Hacker News new | ask | show | jobs
by ftxbro 1150 days ago
How expensive is it? My understanding is that it's not reasonable to train an LLM from scratch by yourself, and that if you want one that isn't just very stupid then you need to spend between hundreds of thousands and hundreds of millions of dollars. But if you don't want to train from scratch then you can fine-tune existing models for cheaper.
2 comments

Disclaimer: I work for MosaicML (MosaicML is the creator of the training platform used by Replit).

Training these models from scratch on your domain specific data is not as expensive as one might think. We have provided some cost estimates in our blogs.

https://www.mosaicml.com/blog/mosaicbert

https://www.mosaicml.com/blog/training-stable-diffusion-from...

https://www.mosaicml.com/blog/gpt-3-quality-for-500k

Do you have any examples on how to train a model that can write code but in a specific domain? Eg I only want to train it on a specific set of code. Eg let’s say functional React components in TypeScript.
We recently released 1B parameter model trained on a mix of data.[1] If you got your domain-specific data, our platform can cover the rest.

[1]: https://twitter.com/jefrankle/status/1649060478910357504?s=4...

But do you have any examples of how to do this?
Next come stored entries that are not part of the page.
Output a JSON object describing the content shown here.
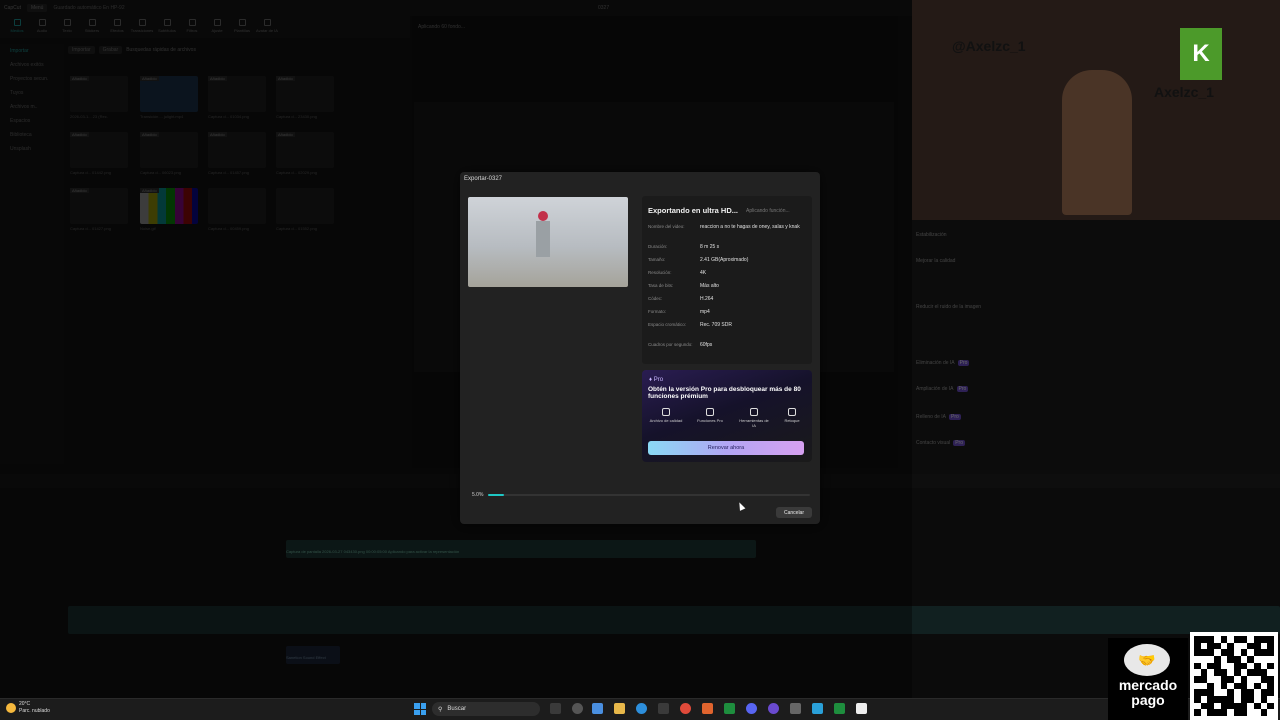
{
  "app": {
    "name": "CapCut",
    "menu": "Menú",
    "project_status": "Guardado automático En HP-92",
    "window_title": "0327"
  },
  "toolbar": [
    "Medios",
    "Audio",
    "Texto",
    "Stickers",
    "Efectos",
    "Transiciones",
    "Subtítulos",
    "Filtros",
    "Ajuste",
    "Plantillas",
    "Avatar de IA"
  ],
  "left_nav": [
    "Importar",
    "Archivos exitós",
    "Proyectos secun.",
    "Tuyos",
    "Archivos m..",
    "Espacios",
    "Biblioteca",
    "Unsplash"
  ],
  "media_bar": {
    "import": "Importar",
    "record": "Grabar",
    "search_placeholder": "Busquedas rápidas de archivos"
  },
  "preview_header": "Aplicando 60 fondo...",
  "media_items": [
    {
      "badge": "Añadido",
      "caption": "2026-03-1... 23 (Rec."
    },
    {
      "badge": "Añadido",
      "caption": "Transición ... julight.mp4"
    },
    {
      "badge": "Añadido",
      "caption": "Captura d... 01034.png"
    },
    {
      "badge": "Añadido",
      "caption": "Captura d... 23430.png"
    },
    {
      "badge": "Añadido",
      "caption": "Captura d... 01442.png"
    },
    {
      "badge": "Añadido",
      "caption": "Captura d... 06023.png"
    },
    {
      "badge": "Añadido",
      "caption": "Captura d... 01457.png"
    },
    {
      "badge": "Añadido",
      "caption": "Captura d... 02029.png"
    },
    {
      "badge": "Añadido",
      "caption": "Captura d... 01427.png"
    },
    {
      "badge": "Añadido",
      "caption": "Noise.gif"
    },
    {
      "badge": "",
      "caption": "Captura d... 00459.png"
    },
    {
      "badge": "",
      "caption": "Captura d... 01552.png"
    }
  ],
  "right_panel": [
    {
      "label": "Estabilización",
      "tag": ""
    },
    {
      "label": "Mejorar la calidad",
      "tag": ""
    },
    {
      "label": "Reducir el ruido de la imagen",
      "tag": ""
    },
    {
      "label": "Eliminación de IA",
      "tag": "Pro"
    },
    {
      "label": "Ampliación de IA",
      "tag": "Pro"
    },
    {
      "label": "Relleno de IA",
      "tag": "Pro"
    },
    {
      "label": "Contacto visual",
      "tag": "Pro"
    }
  ],
  "webcam": {
    "instagram": "@Axelzc_1",
    "name": "Axelzc_1",
    "sponsor_text": "mercado pago"
  },
  "export_dialog": {
    "title": "Exportar-0327",
    "heading": "Exportando en ultra HD...",
    "subheading": "Aplicando función...",
    "fields": [
      {
        "key": "Nombre del video:",
        "value": "reaccion a no te hagas de oney, salas y knak"
      },
      {
        "key": "Duración:",
        "value": "8 m 25 s"
      },
      {
        "key": "Tamaño:",
        "value": "2.41 GB(Aproximado)"
      },
      {
        "key": "Resolución:",
        "value": "4K"
      },
      {
        "key": "Tasa de bits:",
        "value": "Más alto"
      },
      {
        "key": "Códec:",
        "value": "H.264"
      },
      {
        "key": "Formato:",
        "value": "mp4"
      },
      {
        "key": "Espacio cromático:",
        "value": "Rec. 709 SDR"
      },
      {
        "key": "Cuadros por segundo:",
        "value": "60fps"
      }
    ],
    "pro": {
      "badge": "Pro",
      "title": "Obtén la versión Pro para desbloquear más de 80 funciones prémium",
      "features": [
        "Archivo de calidad",
        "Funciones Pro",
        "Herramientas de IA",
        "Retoque"
      ],
      "renew_button": "Renovar ahora"
    },
    "progress": {
      "percent_text": "5.0%",
      "value": 0.05
    },
    "cancel_button": "Cancelar"
  },
  "timeline": {
    "clip_caption": "Captura de pantalla 2026-03-27 043430.png 00:00:05:00 Aplicando para activar la representación",
    "audio_caption": "Sanetion Sound Effect",
    "timecode": "00:03:34:24"
  },
  "taskbar": {
    "temp": "20°C",
    "weather": "Parc. nublado",
    "search": "Buscar"
  },
  "sponsor": {
    "line1": "mercado",
    "line2": "pago"
  },
  "colors": {
    "accent": "#1fc7c4",
    "pro_purple": "#6b4fd6",
    "renew_gradient_start": "#8ad9f5"
  }
}
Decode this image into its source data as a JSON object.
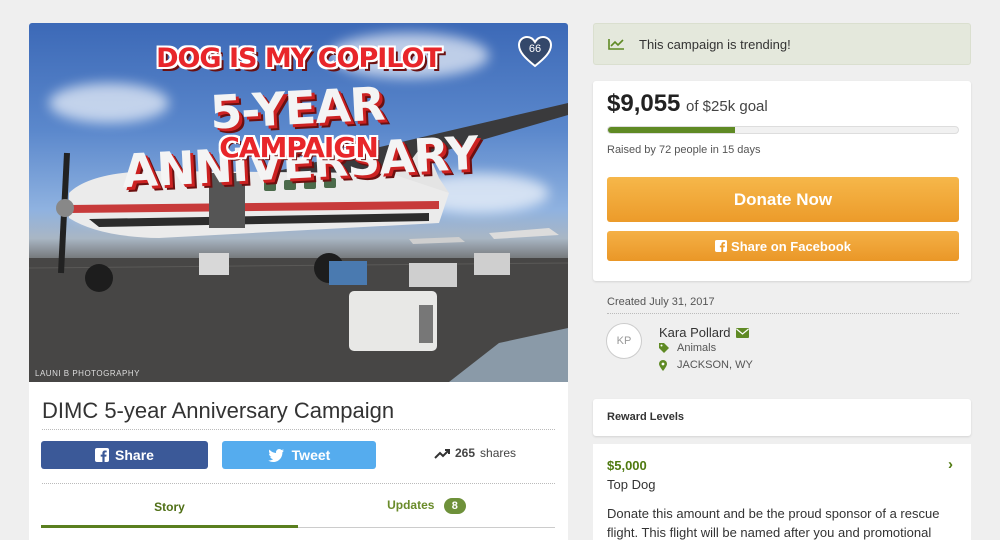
{
  "hero": {
    "title_line1": "DOG IS MY COPILOT",
    "title_line2": "5-YEAR ANNIVERSARY",
    "title_line3": "CAMPAIGN",
    "heart_count": "66",
    "photo_credit": "LAUNI B PHOTOGRAPHY"
  },
  "campaign": {
    "title": "DIMC 5-year Anniversary Campaign",
    "share_label": "Share",
    "tweet_label": "Tweet",
    "shares_count": "265",
    "shares_label": "shares",
    "tabs": [
      {
        "label": "Story"
      },
      {
        "label": "Updates",
        "badge": "8"
      }
    ]
  },
  "trending": {
    "text": "This campaign is trending!"
  },
  "goal": {
    "amount": "$9,055",
    "goal_text": "of $25k goal",
    "progress_fraction": 0.3622,
    "raised_text": "Raised by 72 people in 15 days",
    "donate_label": "Donate Now",
    "fb_label": "Share on Facebook"
  },
  "organizer": {
    "created": "Created July 31, 2017",
    "initials": "KP",
    "name": "Kara Pollard",
    "category": "Animals",
    "location": "JACKSON, WY"
  },
  "rewards": {
    "header": "Reward Levels",
    "items": [
      {
        "amount": "$5,000",
        "name": "Top Dog",
        "description": "Donate this amount and be the proud sponsor of a rescue flight. This flight will be named after you and promotional"
      }
    ]
  },
  "colors": {
    "accent_green": "#5f8a24",
    "donate_orange": "#ec9b2a",
    "facebook_blue": "#3b5998",
    "twitter_blue": "#55acee"
  }
}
I am a pretty seasoned dev, but never trained a model before :)
Thank you this is very interesting!
Looking at what they're doing here probably not as much as you think.

As you note, with the plethora of open/open-ish LLMs today and LoRA + PEFT you can fine tune with low VRAM and pretty quickly so even a single A100 or whatever cloud GPUs are just fine. I've even seen people pull it off in reasonable time on super cheap T4s, A10s, etc.

I doubt anyone reading a blog post is attempting to train a "true" multi-billion param LLM from scratch.